September 6th, 2012 / 10:34 am
Author News

11 foducts 4 the lamily

1. Hobart 2.0, wow, with new web features, etc.

2. Diagram 12.4 is OUT!

3. Joshua Cohen:

The repetitions are, in my mind, linked to the idea that the Internet is conceptually vast, but you end up spending the bulk of your time visiting the same sites again and again (or perhaps this is just my own practice). I’m not especially interested in the variety of the Internet; rather I’m interested in the human experience of the promise of variety, a promise fulfilled only by a similarity or sameness, and the idea that the computer seems to license every option of virtuality, while our own humanity seems limited, or to self-limit, through laziness or shame, to the same thing every day.

7. Disorientation, a reading list, at The Millions:

11. My writing tip of the day: It isn’t done when you think it is done.

5. My Grading Scale for the Fall Semester, Composed Entirely of Samuel Beckett Quotes. (By Matt Bell)

One Comment

  1. deadgod

      3. What Cohen says about internet venues could also be said about friendship:

      Out of seven billion people, most people don’t have more than 5 or so close friends. Do people limit the number of their close friendships out of laziness or shame?

      (And even when laziness and shame are parameters in one’s self-limitation of close friendships, are those self-imposed constraints the only effective context?)

      I don’t think Cohen is taking the meaning of “variety” in the way that it’s causal. It’s (partly) because there are so many sites where one can hang out that one chooses the ones that one does. Were there a million-fold fewer sites to choose from, one would still only hang out at a handful–but they’d be the same constellation as many more people choose than is the case now.

      The causality of “variety” is a matter of the priority of the actual to the potential–that is, of the priority of “variety” to “promise of variety”. Because there are so many choices, you can pick your own hang-outs more flexibly. While it’s true that “variety” is not and doesn’t necessarily represent ‘freedom’, it’s also true that calling ‘too much variety’ a constraint of its own asks of “variety” that it itself do the work, as it were, of “humanity”.

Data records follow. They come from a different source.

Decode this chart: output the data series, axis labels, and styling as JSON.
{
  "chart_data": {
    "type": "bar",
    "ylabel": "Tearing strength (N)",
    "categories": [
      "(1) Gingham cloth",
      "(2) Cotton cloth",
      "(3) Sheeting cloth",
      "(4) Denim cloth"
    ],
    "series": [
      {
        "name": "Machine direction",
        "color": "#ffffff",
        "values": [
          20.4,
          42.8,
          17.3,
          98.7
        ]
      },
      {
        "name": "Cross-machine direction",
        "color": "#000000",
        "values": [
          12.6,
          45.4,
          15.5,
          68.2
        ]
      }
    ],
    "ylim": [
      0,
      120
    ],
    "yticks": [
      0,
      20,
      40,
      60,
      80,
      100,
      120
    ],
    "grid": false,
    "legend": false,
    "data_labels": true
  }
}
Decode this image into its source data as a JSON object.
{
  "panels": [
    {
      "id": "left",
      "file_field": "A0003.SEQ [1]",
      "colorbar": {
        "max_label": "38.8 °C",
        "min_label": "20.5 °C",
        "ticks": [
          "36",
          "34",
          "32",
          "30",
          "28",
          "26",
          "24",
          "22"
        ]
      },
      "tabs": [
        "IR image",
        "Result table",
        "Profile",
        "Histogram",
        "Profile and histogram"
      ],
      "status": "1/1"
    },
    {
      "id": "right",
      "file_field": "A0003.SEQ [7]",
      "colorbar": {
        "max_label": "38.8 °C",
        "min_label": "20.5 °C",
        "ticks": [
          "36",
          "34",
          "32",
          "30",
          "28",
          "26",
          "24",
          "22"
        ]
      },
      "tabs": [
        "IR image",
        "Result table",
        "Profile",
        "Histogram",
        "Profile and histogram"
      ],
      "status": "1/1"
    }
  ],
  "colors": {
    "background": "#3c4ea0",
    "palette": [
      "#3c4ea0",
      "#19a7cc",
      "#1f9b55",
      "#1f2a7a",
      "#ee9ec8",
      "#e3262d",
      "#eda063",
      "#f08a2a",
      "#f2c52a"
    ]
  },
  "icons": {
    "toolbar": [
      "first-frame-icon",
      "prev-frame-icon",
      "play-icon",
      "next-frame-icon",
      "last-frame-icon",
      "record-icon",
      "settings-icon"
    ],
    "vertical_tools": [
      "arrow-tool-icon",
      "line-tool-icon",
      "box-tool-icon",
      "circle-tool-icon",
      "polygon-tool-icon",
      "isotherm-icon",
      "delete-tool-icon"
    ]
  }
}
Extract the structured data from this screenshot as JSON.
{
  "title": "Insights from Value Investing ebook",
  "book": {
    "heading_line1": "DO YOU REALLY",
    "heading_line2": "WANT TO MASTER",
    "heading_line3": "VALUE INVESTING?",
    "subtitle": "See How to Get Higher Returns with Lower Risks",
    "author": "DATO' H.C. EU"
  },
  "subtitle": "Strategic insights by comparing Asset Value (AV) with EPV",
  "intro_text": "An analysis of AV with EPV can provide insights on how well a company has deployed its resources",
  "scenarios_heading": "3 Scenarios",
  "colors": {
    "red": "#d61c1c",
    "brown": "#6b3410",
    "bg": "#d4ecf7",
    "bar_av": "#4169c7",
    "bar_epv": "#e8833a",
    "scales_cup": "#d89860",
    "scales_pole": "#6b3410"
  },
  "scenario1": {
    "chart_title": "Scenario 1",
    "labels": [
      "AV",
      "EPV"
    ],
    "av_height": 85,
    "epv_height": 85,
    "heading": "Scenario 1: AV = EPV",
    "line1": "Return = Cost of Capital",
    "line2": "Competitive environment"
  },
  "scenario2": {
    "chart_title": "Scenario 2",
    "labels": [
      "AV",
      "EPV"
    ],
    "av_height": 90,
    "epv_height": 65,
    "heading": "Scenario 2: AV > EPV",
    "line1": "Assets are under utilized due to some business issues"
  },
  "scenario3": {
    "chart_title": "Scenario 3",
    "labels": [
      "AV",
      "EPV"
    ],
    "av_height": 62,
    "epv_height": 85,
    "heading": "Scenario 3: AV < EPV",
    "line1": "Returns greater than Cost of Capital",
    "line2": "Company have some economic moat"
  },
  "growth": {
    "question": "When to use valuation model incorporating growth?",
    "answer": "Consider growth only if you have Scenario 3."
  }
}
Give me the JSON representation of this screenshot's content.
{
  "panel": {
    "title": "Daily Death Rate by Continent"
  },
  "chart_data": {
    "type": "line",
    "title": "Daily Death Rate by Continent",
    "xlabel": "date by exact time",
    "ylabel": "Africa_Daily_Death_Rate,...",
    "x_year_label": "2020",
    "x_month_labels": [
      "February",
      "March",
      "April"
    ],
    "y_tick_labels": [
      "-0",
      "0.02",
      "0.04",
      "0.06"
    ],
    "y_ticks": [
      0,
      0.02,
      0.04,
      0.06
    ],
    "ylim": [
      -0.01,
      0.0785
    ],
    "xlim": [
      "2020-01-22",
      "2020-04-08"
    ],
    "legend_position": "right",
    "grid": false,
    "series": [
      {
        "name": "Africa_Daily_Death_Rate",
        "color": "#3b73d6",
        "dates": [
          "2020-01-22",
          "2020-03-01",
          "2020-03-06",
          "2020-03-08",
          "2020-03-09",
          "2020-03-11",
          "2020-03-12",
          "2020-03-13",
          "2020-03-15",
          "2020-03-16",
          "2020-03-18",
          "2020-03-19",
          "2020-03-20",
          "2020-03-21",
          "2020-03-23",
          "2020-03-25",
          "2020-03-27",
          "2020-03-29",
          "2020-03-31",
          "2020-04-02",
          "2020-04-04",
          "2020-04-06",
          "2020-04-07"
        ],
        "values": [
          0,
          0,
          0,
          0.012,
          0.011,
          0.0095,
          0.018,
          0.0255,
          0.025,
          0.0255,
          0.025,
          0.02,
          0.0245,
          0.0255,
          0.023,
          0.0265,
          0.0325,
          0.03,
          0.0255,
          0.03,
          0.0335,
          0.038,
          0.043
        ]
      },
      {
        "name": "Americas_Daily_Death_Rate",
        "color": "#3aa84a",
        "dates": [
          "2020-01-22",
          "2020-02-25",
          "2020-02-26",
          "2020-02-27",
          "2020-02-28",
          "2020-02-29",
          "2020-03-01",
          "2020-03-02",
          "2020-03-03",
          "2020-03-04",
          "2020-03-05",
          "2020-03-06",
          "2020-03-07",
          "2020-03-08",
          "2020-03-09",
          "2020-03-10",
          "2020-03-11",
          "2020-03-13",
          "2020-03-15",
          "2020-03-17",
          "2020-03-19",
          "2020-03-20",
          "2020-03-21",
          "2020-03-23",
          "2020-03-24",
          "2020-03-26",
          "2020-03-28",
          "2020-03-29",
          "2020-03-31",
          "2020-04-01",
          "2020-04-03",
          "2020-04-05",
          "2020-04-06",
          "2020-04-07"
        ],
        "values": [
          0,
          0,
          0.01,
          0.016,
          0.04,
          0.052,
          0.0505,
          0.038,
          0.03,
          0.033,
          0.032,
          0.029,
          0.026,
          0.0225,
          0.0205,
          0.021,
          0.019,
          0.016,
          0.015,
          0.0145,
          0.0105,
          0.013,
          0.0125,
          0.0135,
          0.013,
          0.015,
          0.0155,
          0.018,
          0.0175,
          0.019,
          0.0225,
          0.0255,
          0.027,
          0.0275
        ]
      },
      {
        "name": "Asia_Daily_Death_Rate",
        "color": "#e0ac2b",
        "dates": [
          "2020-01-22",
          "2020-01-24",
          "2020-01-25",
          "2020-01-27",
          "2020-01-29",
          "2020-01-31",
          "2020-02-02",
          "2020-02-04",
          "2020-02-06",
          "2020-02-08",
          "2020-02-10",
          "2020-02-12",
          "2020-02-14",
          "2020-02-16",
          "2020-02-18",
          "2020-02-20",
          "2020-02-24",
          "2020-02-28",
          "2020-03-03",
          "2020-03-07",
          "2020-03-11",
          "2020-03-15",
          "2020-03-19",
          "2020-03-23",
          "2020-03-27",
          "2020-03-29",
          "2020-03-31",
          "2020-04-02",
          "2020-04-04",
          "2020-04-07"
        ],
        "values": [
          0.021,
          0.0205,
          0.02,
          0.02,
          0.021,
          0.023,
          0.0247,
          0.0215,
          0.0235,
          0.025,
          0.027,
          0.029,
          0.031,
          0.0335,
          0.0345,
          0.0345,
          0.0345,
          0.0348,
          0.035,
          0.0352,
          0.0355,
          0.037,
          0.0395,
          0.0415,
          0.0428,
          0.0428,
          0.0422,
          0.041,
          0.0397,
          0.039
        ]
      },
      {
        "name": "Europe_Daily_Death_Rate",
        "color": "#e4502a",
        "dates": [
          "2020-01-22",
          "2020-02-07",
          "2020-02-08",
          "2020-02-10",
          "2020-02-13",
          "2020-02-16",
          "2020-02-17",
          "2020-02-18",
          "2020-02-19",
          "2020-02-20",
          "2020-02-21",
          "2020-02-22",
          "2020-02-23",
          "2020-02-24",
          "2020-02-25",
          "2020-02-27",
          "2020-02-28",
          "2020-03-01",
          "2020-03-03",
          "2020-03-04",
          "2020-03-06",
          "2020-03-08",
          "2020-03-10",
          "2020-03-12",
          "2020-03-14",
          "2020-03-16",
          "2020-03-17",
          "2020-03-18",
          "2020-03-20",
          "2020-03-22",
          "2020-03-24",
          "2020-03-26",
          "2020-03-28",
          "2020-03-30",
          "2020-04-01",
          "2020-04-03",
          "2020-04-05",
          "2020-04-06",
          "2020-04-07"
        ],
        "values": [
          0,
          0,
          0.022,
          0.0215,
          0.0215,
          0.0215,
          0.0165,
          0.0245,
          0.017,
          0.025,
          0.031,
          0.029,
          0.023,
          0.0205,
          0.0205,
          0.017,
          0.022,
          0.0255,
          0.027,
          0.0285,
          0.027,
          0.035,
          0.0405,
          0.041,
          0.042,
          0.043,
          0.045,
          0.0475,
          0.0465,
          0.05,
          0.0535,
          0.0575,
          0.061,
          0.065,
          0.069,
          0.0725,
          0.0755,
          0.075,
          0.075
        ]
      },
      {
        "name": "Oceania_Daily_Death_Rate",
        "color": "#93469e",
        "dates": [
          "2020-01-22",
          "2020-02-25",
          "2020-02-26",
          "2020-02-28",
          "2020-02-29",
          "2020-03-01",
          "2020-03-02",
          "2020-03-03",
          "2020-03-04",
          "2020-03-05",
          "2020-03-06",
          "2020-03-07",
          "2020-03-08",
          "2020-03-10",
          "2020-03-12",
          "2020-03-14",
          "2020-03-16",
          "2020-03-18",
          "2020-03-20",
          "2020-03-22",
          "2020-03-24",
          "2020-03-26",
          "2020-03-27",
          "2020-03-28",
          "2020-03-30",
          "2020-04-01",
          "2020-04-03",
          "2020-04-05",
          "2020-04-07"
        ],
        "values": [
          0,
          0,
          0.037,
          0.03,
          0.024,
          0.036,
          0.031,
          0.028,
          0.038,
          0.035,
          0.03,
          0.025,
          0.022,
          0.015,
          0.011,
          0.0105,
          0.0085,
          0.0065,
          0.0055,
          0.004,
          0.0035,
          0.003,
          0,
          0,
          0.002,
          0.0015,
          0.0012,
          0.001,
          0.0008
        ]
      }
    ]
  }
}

      So why only a handful of close friends, or internet hangouts? What’s the effect of “humanity” being limited in each human to a tiny selection of the diversity seemingly on offer in “humanity” as a whole (or generally)?

      A person experiences the “promise of variety” in many (all?) aspects of life by way of settling for what’s pleasing (even when that means constantly restlessly being dissatisfied with present circumstances). –so, “a similarity or sameness” of choices over time.

      But to notice that is to notice the self-sameness – the self-limitation of plasticity – of each person! That’s not a constraint of opportunity; where there is “variety”, plastic self-limitation is the expression of ‘opportunities’.